Now that you know that you are a priest, what does that mean? Does that mean that God no longer cares about holiness, or has somehow become sin-tolerant? Not at all. God still expects absolute holiness from His priests (from you).
There are two kinds of holiness at work here:
Positional Holiness: Because of the blood of Jesus, your sins are paid for and you are considered clean and worthy to stand in the presence of God. That is grace, it was a gift, you didn’t do anything to get to that place, nor could you have had you tried.
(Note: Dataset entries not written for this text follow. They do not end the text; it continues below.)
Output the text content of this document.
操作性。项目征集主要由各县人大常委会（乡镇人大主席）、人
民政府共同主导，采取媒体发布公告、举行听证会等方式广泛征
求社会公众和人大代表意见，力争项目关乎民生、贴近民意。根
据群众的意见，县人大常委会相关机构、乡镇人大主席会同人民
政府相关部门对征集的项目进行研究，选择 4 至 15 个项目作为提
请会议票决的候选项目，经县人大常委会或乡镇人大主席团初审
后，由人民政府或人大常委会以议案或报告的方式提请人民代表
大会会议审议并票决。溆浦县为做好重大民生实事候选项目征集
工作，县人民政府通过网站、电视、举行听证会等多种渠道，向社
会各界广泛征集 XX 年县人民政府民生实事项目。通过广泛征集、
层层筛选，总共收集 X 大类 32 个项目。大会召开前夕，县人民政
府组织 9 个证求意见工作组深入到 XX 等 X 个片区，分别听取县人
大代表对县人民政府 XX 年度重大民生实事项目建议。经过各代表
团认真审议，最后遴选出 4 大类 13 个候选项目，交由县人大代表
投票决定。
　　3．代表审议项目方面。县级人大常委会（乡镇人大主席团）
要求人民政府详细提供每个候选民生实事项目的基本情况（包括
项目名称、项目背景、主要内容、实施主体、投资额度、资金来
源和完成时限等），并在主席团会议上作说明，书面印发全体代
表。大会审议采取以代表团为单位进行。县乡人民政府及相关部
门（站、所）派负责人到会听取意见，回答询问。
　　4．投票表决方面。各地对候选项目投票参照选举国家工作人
Relational Holiness: For you to be able to stand in the presence of God and look Him in the face and receive His full glory, you need to be clean on the inside. Imperfection still cannot withstand absolute perfection. It is like a small child who has just lied to his parents or secretly disobeyed. That child cannot look her parent in the eye. Why? Because she knows she has violated the relationship. Not until the sin is confessed and the relationship restored can there be real communication between parent and child. The same is true with our relationship with God. If we are cherishing sin in our heart, we will not be able to stand before our Holy God. Not because He is pointing the finger and condemning, but because we want to hide our sin from His holiness.
What is keeping you from standing fully in the presence of God, naked and unashamed? Remember that God invites you to come to Him. The blood of Jesus is eternally sprinkled all over the Most Holy Place while the Spirit and the Son stand, holding open the curtain inviting you to come. Dump the sin and the shame that is holding you back and come bask in the presence of holiness.